Here's an example repo showing the problem: https://github.com/pkwarren/testcontainers-issue-9120
Thanks for sharing @pkwarren. I did some changes because the docker-compose.yml file was not found and also had to set version but can not reproduce the issue. Do you mind taking a look?
the docker-compose.yml file was not found
It should be here: https://github.com/pkwarren/testcontainers-issue-9120/blob/main/docker-compose.yml
also had to set version
I don't follow - where did a version need to be specified?
can not reproduce the issue. Do you mind taking a look?
If you could provide more specifics on what you're doing and any errors you're seeing I'd be happy to update the example project. For me just running ./mvnw clean verify hangs - if you use jstack to look at the PID of the launched Maven surefire process you can see the deadlock.
the docker-compose.yml file was not found
I had to change from ComposeContainer("docker-compose.yml") to ComposeContainer(new File ("docker-compose.yml"))
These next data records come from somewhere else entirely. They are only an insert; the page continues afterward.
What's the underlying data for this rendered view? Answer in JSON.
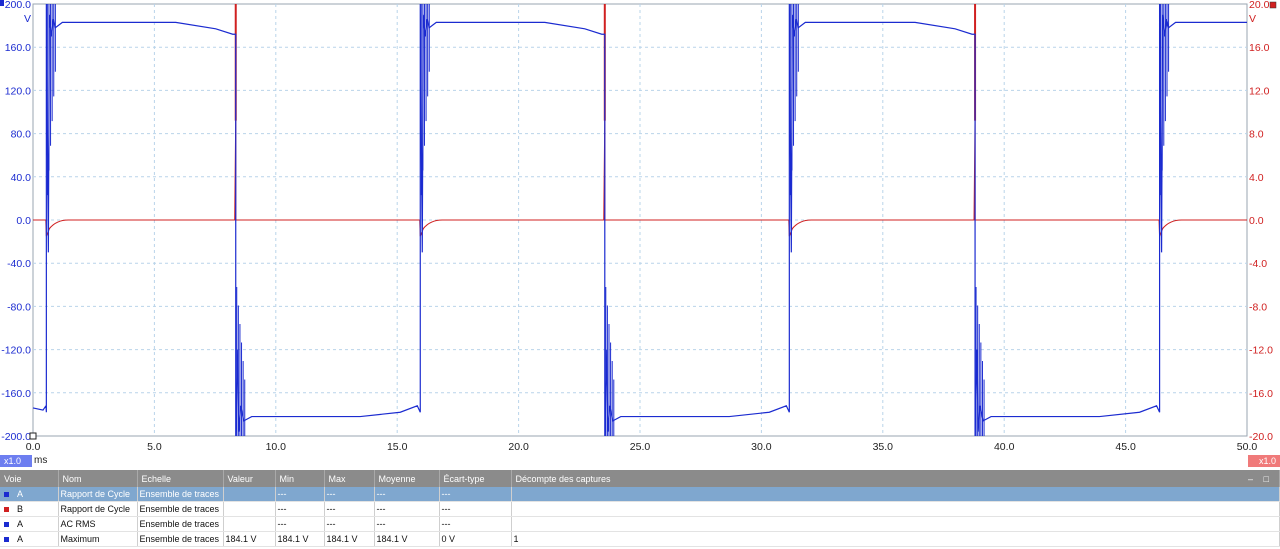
{
  "scope": {
    "x_axis": {
      "ticks": [
        "0.0",
        "5.0",
        "10.0",
        "15.0",
        "20.0",
        "25.0",
        "30.0",
        "35.0",
        "40.0",
        "45.0",
        "50.0"
      ],
      "unit": "ms",
      "range": [
        0,
        50
      ]
    },
    "y_left": {
      "unit": "V",
      "color": "#1b2bd0",
      "range": [
        -200,
        200
      ],
      "ticks": [
        "200.0",
        "160.0",
        "120.0",
        "80.0",
        "40.0",
        "0.0",
        "-40.0",
        "-80.0",
        "-120.0",
        "-160.0",
        "-200.0"
      ]
    },
    "y_right": {
      "unit": "V",
      "color": "#d02020",
      "range": [
        -20,
        20
      ],
      "ticks": [
        "20.0",
        "16.0",
        "12.0",
        "8.0",
        "4.0",
        "0.0",
        "-4.0",
        "-8.0",
        "-12.0",
        "-16.0",
        "-20.0"
      ]
    },
    "zoom_left": "x1.0",
    "zoom_right": "x1.0",
    "grid_color": "#b9d4ea",
    "channel_a": {
      "name": "A",
      "color": "#1b2bd0",
      "high": 183,
      "low": -182,
      "edges_ms": [
        0.55,
        8.35,
        15.95,
        23.55,
        31.15,
        38.8,
        46.4
      ]
    },
    "channel_b": {
      "name": "B",
      "color": "#d02020",
      "level": 0.0,
      "rise_spike_top": 20.0,
      "rise_spike_bottom": 9.2
    }
  },
  "measurements": {
    "columns": [
      "Voie",
      "Nom",
      "Echelle",
      "Valeur",
      "Min",
      "Max",
      "Moyenne",
      "Écart-type",
      "Décompte des captures"
    ],
    "rows": [
      {
        "channel": "A",
        "color": "#1b2bd0",
        "selected": true,
        "cells": [
          "A",
          "Rapport de Cycle",
          "Ensemble de traces",
          "",
          "---",
          "---",
          "---",
          "---",
          ""
        ]
      },
      {
        "channel": "B",
        "color": "#d02020",
        "selected": false,
        "cells": [
          "B",
          "Rapport de Cycle",
          "Ensemble de traces",
          "",
          "---",
          "---",
          "---",
          "---",
          ""
        ]
      },
      {
        "channel": "A",
        "color": "#1b2bd0",
        "selected": false,
        "cells": [
          "A",
          "AC RMS",
          "Ensemble de traces",
          "",
          "---",
          "---",
          "---",
          "---",
          ""
        ]
      },
      {
        "channel": "A",
        "color": "#1b2bd0",
        "selected": false,
        "cells": [
          "A",
          "Maximum",
          "Ensemble de traces",
          "184.1 V",
          "184.1 V",
          "184.1 V",
          "184.1 V",
          "0 V",
          "1"
        ]
      }
    ],
    "window_controls": "– □"
  }
}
I don't follow - where did a version need to be specified?
I was talking about version in docker-compose.yml file. But executing again, I don't need it anymore.
I jus wanted to make sure we have the same code to reproduce. After that, just ran ./mvnw clean verify and everything executed successfully. I am also running on Mac M1 Pro.
Pushed updates to fix the ComposeContainer constructor usage and switched the container in docker-compose.yml to be Kafka (in case we're running into a race condition and starting up nginx is too fast to repro the problem). Hopefully this will allow you to see the same behavior I'm seeing.
I'm on the latest version of Docker desktop (v4.33.0) if it matters.
Is there any progress on this? I have the exact same problem.